Ces deux plans de la narration sont étroitement mêlés par un unique duo sur scène. Une femme, Liesa Van Der Aa, est tantôt la prostituée, tantôt Herma – dans les deux cas victime morte qui discute de son sort avec son bourreau, son créateur ou son amant dans un monde post-mortem. De l’autre, un homme qui interprète Moosbrugger et Musil. Pour distinguer les deux hommes, Johan Leysen joue de façon réjouissante et fascinante avec les variations que lui offrent la tessiture de sa voix.

Le monde de Moosbrugger par rapport à celui de l’auteur est signalé par un assombrissement de la scène et un emploi de la vidéo. La technique visuelle est à ce stade la plus poussée : elle superpose, décompose et ralentit la disparition des images multiples du visage des comédiens, immergeant dans l’intériorité du personnage et donnant à percevoir son monde en décalage avec la réalité. Ces représentations mentales, qui ne sont pas sans rappeller son précédent spectacle,Cœur ténébreux, frappent par leur puissance.

Les dialogues de ces personnages sont ponctués par des morceaux de musique interprétés par la comédienne au violon. Les sons émis sont directement manipulés sur scène par elle, dédoublant la régie dont le rôle est si important dans le spectacle. La vitre à mi-hauteur derrière laquelle elle est placée est tantôt translucide, tantôt opaque, devenant ainsi écran. Les images qui y sont projetées dessinent la silhouette d’une femme qui semble placée derrière cette vitre, et le spectateur s’y trompe à plusieurs reprises alors qu’il a pu voir que nul autre ne s’y trouvait. C’est sur ce mode qu’est représenté le meurtre de la prostituée, avec une violence saisissante.

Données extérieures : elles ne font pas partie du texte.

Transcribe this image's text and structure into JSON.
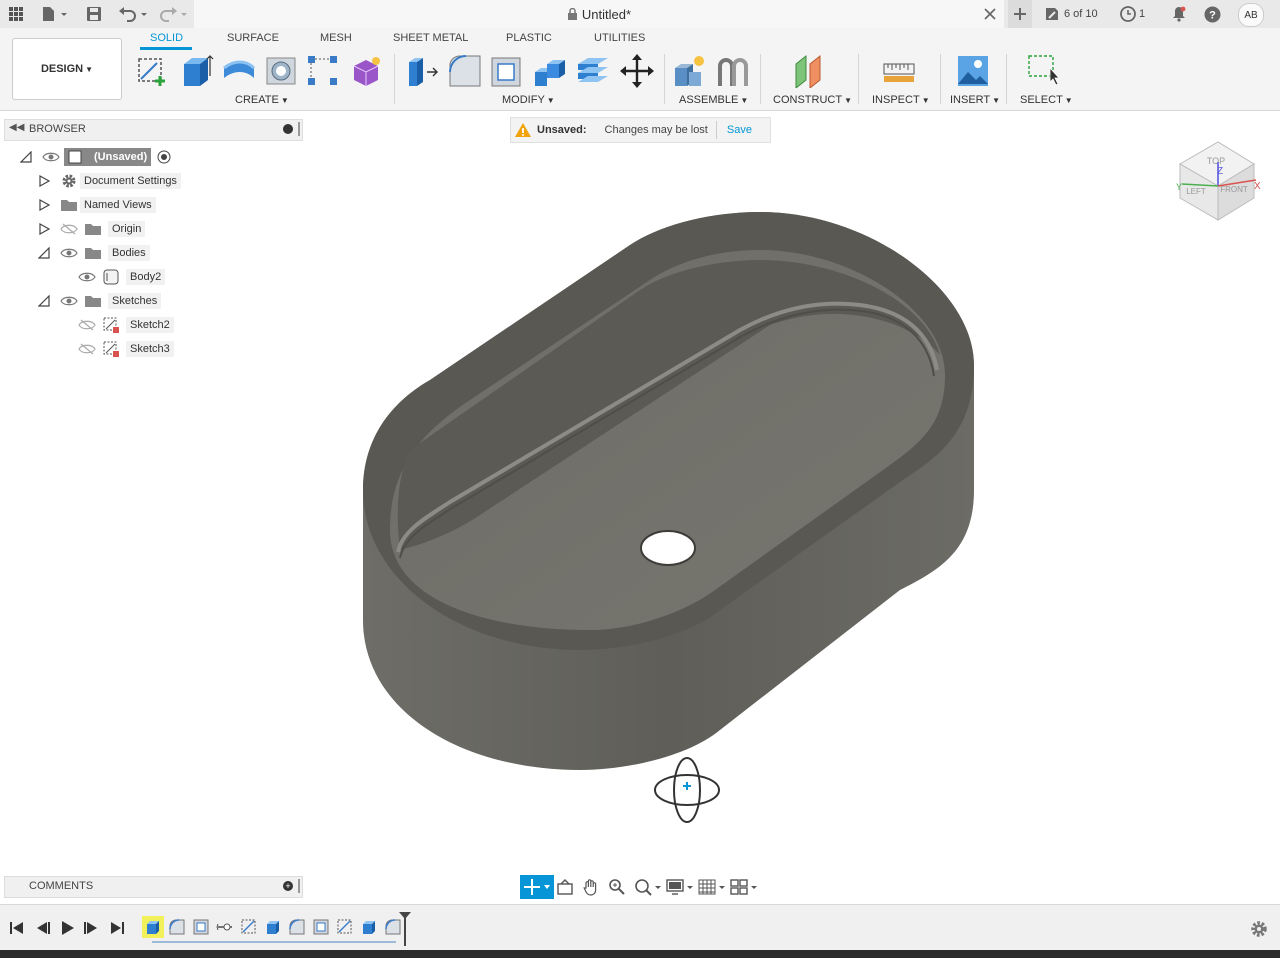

Cette dernière partie couronne l’ensemble, constitue le forte de ce marathon passé à une vitesse éclair. Ces modifications des catégories spatiales et temporelles confirment bien le caractère singulier de l’expérience. La saisie du spectacle dans son ensemble, comme un tout indissociable, permet de saisir sa structure évolutive : les sens sont à chaque partie un peu plus sollicités et trompés.

L’acmé du dernier volet, le plus libre par rapport à au roman de Musil, amène inévitablement à s’interroger sur le choix du matériau adapté. La faiblesse – toute relative – de la première partie semble grandement imputable à l’originalité de l’œuvre. Dénuée de toute dimension romanesque, elle se fait le témoin d’une époque saisie par le doute, dont la foi est ébranlée par la science. La somme des pages qui la constitue prend la forme d’un document sur le foisonnement d’idées contradictoires et inconciliables qui caractérise l’avant-guerre.

Quand les discours font place à l’intime, la relation d’Agathe et Ulrich, ou au dévoilement d’une âme de l’intérieur, celle de Moosbrugger ou celle de Musil, là, le talent de Cassiers se révèle dans toute sa splendeur. Sur sa scène, les dialogues ont moins de force que les monologues ; les nombreux comédiens supposés interagir trouvent moins bien leur place que l’âme qui se raconte, s’ouvre et se confie. L’intensité des monologues d’Ulrich qui concluent les deux premières parties ne laisse aucun doute quant à cela.

Malgré ces réserves, il n’en reste pas moins qu’adapter une telle œuvre et créer un spectacle d’une telle envergure est une prouesse exceptionnelle. Les fidèles du metteur en scène qui n’ont pas pris le risque de rater l’événement et sont venus jusqu’à Amiens ont franchi la ligne d’arrivée de ce marathon sans aucune peine, prêts à continuer la course pour voir quel niveau pouvait encore atteindre ce maître de la scène contemporaine.